Homeless situation....

I never said that though. I'm not absolving the decisions that led them to the situation they're in, well, for the most part. Homeless people are as much of a monolith as any other cross section of a population. And the work farm idea isn't terrible, except I'm not sure how to get enough homeless folks onboard with the idea short of forced busing, and I think we can all appreciate the negative connotations contained therein.

They have issues. They have real issues that led them there. How best to treat those issues consistently to the hopeful lessening of the actual homelessness problem and an eventual savings to the government is where I think we'd all like this to go. And I just think that the program working in the article I posted would be worth a shot at getting there.
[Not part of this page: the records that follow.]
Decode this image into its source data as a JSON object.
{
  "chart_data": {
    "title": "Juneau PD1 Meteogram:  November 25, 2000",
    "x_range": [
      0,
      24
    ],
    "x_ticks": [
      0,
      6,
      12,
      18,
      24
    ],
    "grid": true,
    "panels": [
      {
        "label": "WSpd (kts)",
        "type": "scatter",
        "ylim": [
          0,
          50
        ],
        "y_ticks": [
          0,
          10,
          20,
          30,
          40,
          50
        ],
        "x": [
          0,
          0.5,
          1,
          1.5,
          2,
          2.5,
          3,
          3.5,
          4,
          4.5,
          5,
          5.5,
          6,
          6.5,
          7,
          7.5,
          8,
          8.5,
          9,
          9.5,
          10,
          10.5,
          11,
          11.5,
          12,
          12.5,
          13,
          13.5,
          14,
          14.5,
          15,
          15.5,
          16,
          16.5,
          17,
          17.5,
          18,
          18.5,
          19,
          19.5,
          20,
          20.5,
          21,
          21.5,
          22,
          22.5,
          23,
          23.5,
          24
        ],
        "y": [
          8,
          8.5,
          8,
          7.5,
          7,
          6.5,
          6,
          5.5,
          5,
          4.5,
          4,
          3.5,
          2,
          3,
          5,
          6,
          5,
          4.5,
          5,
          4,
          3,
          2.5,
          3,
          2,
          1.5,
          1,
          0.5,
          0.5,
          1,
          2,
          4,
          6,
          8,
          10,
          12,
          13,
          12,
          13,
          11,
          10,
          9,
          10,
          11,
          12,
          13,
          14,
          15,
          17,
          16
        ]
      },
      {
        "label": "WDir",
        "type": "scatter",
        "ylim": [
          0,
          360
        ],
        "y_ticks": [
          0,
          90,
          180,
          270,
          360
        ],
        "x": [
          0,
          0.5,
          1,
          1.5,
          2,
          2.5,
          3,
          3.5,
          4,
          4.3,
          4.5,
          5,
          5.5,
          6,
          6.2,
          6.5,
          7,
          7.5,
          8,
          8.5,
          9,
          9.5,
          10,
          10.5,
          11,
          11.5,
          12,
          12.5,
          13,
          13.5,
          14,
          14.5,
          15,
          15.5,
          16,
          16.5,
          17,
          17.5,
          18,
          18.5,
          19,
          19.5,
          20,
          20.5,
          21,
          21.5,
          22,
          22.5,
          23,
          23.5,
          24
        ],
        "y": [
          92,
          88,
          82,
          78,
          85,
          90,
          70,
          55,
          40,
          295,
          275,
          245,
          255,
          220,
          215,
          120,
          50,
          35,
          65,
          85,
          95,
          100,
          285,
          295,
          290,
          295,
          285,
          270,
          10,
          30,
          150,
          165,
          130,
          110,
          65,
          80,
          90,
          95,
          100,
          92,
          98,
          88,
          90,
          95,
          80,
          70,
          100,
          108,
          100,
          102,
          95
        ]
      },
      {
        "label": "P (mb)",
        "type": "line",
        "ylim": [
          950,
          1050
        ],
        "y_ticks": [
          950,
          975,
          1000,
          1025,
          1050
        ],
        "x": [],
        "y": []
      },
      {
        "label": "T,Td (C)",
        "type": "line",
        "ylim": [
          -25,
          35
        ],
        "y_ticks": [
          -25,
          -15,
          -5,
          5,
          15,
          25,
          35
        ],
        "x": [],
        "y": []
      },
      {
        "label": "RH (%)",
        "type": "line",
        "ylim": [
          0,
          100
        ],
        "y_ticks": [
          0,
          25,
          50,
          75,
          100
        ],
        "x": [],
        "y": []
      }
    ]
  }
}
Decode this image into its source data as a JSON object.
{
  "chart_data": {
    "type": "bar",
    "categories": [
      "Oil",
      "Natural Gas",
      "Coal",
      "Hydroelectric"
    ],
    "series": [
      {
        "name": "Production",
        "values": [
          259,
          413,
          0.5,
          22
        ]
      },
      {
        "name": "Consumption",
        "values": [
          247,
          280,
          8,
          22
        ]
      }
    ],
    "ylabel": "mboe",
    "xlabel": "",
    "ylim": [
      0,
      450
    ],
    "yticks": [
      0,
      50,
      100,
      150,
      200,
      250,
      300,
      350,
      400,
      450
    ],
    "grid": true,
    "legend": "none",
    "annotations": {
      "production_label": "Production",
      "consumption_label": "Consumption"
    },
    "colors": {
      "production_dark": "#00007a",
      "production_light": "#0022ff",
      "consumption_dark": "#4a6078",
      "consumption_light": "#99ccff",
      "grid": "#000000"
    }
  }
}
The reality is the issues they have are the bad choices they made in education, the bad choices they made in substance abuse, the bad choices they made in destroying their ability to be employed, the bad choices they made to alienate their friends and families who can't allow them to tear the rest of their families apart.

Most of them are there because of situations of their own making. And its not like this problem just sprang out of nowhere, it has been growing for years, and all along the solution was help them more, tolerate them more, don't make them responsible form themselves, and by god don't blame them for their situation.

All its done is make the problem worse. Also, the number of 20 something white tent squatters in Oregon took a dramatic increase when pot was legalized. they are more then happen to stand on corners and beg because they make enough money to get fast food and pot, the turn down work when offered and show no interest in anything then living in their own trash.